Fossilized raindrop impressions can help scientists determine historical atmospheric pressure.

==Other explanations for the features==
Rainfall is not the only explanation for the geological feature, and not all "raindrop impressions" are considered to have formed due to the impact of raindrops. Arguments against a raindrop origin include:

- During shower activity raindrops cover the entire surface, whereas raindrop impressions are generally scattered and few in number.
- Because the rain is falling "everywhere," raindrop impressions should occur equally on sand-sized material as well as mud, yet in the geologic record these impressions are largely confined to fine-grained rock.
- Even when raindrop impressions form in mud during a shower, further rainfall eventually destroys them, leaving a surface which is not helpful to further preservation of impressions.
- Many examples cited as modern or fossil raindrop impressions can be explained by air bubbles rising through the mud.
- The characteristics of any impression depend on so many variables they can not be used convincingly to demonstrate those impressions formed specifically by raindrops.

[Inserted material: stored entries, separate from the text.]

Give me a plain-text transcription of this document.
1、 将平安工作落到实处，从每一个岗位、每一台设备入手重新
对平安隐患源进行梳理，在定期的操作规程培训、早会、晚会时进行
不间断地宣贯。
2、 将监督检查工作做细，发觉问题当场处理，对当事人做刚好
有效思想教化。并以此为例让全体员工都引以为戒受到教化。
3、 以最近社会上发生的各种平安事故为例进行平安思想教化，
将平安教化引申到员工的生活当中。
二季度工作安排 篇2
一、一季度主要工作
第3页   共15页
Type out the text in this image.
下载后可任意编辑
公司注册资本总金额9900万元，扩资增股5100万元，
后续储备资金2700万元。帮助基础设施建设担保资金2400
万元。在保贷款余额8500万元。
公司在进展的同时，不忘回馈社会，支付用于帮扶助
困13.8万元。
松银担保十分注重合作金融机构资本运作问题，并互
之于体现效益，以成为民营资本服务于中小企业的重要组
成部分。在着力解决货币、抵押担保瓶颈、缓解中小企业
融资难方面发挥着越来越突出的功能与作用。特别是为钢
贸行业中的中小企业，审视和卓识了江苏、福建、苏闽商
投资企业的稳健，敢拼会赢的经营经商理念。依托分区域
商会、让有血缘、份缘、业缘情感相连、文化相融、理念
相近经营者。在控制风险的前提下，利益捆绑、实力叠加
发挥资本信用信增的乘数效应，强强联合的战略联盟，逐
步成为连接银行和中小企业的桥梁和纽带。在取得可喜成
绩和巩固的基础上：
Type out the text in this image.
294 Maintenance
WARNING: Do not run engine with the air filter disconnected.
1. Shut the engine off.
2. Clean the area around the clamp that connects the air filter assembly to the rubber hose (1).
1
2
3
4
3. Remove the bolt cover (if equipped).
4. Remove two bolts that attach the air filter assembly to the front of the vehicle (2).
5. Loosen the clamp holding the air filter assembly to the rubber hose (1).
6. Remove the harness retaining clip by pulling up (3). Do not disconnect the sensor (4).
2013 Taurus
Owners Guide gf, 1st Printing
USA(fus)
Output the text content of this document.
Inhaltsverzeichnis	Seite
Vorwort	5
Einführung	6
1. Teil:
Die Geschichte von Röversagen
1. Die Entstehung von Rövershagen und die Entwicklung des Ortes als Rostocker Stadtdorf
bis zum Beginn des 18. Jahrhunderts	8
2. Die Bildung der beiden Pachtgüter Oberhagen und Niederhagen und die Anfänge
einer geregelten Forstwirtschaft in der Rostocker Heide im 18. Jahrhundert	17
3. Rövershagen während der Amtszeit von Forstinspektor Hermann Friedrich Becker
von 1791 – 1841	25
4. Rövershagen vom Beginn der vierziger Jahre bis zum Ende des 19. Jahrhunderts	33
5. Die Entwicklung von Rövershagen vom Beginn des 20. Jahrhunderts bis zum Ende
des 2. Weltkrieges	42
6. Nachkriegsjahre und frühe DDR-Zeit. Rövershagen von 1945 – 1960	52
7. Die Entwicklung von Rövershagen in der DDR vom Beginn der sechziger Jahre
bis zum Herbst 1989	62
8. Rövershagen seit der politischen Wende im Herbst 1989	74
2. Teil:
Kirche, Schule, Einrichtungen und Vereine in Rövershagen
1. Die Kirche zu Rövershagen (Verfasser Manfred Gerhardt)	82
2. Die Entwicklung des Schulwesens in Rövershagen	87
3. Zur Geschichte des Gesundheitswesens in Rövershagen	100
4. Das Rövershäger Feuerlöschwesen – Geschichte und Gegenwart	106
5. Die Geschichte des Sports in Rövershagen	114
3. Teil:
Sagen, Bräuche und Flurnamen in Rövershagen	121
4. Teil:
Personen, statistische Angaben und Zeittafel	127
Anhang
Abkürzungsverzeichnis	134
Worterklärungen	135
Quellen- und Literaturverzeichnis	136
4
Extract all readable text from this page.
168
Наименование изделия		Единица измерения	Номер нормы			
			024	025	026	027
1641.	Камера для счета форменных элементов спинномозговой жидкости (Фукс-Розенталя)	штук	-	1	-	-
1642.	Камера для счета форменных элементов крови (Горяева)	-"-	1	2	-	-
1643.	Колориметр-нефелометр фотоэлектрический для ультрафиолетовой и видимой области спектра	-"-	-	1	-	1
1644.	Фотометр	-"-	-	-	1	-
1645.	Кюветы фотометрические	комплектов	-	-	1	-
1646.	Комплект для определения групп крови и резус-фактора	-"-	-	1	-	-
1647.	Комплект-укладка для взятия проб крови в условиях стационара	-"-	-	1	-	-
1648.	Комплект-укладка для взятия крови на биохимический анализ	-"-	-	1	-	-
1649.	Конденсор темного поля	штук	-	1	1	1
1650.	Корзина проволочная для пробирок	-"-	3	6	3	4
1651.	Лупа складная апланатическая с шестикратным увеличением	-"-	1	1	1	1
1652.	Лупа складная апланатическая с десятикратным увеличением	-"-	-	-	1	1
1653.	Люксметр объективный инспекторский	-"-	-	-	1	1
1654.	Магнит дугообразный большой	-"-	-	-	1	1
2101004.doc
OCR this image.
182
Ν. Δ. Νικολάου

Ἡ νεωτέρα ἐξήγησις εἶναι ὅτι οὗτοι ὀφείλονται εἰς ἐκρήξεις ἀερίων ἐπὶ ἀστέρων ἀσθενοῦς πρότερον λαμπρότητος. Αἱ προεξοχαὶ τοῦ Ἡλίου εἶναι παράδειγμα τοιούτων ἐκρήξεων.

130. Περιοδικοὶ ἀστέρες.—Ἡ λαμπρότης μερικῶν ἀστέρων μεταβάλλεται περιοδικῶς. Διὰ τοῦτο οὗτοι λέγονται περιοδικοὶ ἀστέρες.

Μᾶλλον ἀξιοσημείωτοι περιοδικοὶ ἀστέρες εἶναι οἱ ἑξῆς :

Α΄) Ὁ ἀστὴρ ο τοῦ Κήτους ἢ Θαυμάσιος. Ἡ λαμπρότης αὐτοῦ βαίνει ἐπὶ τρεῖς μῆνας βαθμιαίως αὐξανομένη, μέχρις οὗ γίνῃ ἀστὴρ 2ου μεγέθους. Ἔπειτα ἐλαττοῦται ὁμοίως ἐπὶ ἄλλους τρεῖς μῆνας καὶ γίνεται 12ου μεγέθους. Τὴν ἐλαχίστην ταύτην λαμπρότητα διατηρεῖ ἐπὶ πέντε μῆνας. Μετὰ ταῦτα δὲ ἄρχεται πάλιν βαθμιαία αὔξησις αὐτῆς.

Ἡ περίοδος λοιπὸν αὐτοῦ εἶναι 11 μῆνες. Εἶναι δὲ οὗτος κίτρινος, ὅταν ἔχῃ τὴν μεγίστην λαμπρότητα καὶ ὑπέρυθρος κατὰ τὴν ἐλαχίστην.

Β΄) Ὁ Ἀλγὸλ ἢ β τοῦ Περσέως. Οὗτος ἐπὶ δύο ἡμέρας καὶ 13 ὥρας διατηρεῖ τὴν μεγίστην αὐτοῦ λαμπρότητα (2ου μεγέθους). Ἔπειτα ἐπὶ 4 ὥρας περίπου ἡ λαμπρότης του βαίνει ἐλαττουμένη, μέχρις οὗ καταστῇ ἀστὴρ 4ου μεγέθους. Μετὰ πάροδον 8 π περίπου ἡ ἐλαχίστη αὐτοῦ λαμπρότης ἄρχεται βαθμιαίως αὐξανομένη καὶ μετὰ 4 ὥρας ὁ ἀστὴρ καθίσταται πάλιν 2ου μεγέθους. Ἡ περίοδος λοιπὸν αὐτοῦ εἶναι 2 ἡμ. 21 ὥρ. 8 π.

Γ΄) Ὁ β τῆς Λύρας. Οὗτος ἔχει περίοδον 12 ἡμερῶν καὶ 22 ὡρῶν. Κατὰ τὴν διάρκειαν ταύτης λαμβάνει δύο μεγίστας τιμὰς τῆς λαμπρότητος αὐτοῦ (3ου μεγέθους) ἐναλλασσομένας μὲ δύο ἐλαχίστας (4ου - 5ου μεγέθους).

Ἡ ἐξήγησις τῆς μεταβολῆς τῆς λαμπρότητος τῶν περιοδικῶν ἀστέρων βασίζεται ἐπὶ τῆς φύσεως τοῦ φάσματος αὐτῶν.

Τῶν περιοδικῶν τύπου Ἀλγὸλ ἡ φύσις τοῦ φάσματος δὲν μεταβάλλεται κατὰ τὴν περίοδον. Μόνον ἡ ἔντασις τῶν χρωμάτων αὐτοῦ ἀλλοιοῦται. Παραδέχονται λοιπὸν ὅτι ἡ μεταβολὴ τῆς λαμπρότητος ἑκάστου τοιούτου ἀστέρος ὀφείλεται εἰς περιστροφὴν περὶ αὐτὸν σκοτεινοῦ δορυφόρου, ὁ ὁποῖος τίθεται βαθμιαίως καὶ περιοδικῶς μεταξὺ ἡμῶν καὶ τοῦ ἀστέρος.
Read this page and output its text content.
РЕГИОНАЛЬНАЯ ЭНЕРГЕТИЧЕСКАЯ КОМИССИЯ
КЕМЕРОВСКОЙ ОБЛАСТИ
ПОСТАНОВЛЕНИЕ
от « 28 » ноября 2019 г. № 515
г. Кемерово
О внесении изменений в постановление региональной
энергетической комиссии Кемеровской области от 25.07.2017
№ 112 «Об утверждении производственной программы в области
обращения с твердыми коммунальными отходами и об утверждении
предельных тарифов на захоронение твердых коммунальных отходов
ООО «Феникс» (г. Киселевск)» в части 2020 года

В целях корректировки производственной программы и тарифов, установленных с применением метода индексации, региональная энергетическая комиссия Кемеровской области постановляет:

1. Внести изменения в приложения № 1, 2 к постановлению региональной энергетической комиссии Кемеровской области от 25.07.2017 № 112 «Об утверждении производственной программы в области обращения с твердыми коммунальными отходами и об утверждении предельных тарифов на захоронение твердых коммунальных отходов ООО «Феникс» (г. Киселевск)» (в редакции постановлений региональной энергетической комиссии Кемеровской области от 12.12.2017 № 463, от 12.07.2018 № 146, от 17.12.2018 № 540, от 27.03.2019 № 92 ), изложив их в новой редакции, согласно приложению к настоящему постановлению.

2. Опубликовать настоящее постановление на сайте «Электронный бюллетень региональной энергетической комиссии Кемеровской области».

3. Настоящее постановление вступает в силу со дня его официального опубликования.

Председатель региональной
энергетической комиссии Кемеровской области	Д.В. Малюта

In order for raindrop impressions to be preserved in the rock record, the impression would have to have occurred towards the end of a rain shower. The decreased number of impacts at this time accounts for the scattered patterns of the impressions, and the specific saturation of the sediment allows for preservation.

It is difficult to differentiate between actual impressions made by rain and other sources such as gas bubbles escaping, or dripping from another surface, because the structures that are preserved have the same characteristics.